At that age, I wasn’t exactly a model student. I was quite preoccupied, worrying about private matters at home, and tuned out much of what my teachers were saying. It was like the Charlie Brown cartoon when Snoopy the dog hears human language as “Wah wah wah.” So, my mediocre grades were nothing to write home about.
One day, I was given the IQ test, and the next day I was called into the Principal’s office. She frowned, and I thought, “Uh oh, what have I done now?” She gave me a lecture about how high my IQ was and what a disappointing, lazy underachiever I was. I couldn’t quite understand what she was talking about, but just sank deeper into worry. Since my IQ was high, supposedly I should be an A student. It would be years before I paid sufficient attention in school to move toward such a lofty goal.
But then, in eighth grade, my life changed forever. A short, rather hairy Italian woman in long dresses and clunky shoes smiled into my eyes, her little moustache turning upwards, and said gently, “Linda, I see how intelligent you are. In my class, I know you will do very well indeed.” In that moment, something inside me broke open. I would call it hope.
With newborn confidence, I began to try – for Mrs Palmisano’s sake. I couldn’t bear to disappoint her because she seemed to trust me. To my surprise, I started enjoying school. I became truly engaged for the first time. Perhaps without realizing it, my teacher had tapped into the secret to empowering an underachieving child – she gave me hope, courage, and confidence – three virtues that are the keys to success at any age. They led to a thirst for excellence which only grew stronger over the years. And yes, that year, I became an A student and later graduated from university with honours.

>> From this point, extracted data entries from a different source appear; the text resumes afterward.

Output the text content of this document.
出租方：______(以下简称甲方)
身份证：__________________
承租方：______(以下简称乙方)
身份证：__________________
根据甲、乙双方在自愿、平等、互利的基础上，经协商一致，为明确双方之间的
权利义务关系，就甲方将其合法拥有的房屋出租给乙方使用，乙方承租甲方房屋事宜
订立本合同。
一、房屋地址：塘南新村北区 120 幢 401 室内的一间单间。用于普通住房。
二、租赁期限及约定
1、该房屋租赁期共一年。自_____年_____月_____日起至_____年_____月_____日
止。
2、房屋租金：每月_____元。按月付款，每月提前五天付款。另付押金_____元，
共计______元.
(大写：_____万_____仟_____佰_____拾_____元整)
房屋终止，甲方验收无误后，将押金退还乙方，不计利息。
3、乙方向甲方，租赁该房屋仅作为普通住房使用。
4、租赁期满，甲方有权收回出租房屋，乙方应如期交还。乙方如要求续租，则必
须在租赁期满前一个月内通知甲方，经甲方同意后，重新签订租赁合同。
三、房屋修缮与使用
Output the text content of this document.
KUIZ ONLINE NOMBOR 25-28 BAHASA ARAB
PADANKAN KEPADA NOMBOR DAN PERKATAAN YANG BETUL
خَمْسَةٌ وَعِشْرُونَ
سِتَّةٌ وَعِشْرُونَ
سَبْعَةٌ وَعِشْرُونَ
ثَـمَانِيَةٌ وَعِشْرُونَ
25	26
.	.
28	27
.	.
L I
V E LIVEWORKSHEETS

In recent years, a new concept of intelligence has emerged. Emotional Intelligence is described by Daniel Goleman and other authors as the ability to understand our emotions, name them, and then choose how to act on them, or not. It is a combination of self-awareness, self-discipline, and detachment. Studies show that people with high EI have much better mental health, exemplary job performance and more potent leadership skills. Later, Danah Zohar, Stephen Covey and Robert Emmons went on to describe Spiritual Intelligence as a more meaningful measure. It has to do with knowing what one believes in and values. It is being conscious of one’s virtues and choosing to practice them. It is a calling to give something back to the world, and giving our very best. There are two aspects of Spiritual Intelligence that resonate deeply for me:
1. The ability to sanctify everyday experience
2. The capacity to be virtuous, to act with wisdom and compassion
Every time we tap into our compassion, perform an act of kindness, or call on faith and courage to humbly receive a life lesson, we develop our intelligence quotient. Just as one teacher with one smile, in one moment of kindness changed my life, you never know when one act of yours just might change the world. So let’s all smarten up – one day, one moment, one virtuous act at a time.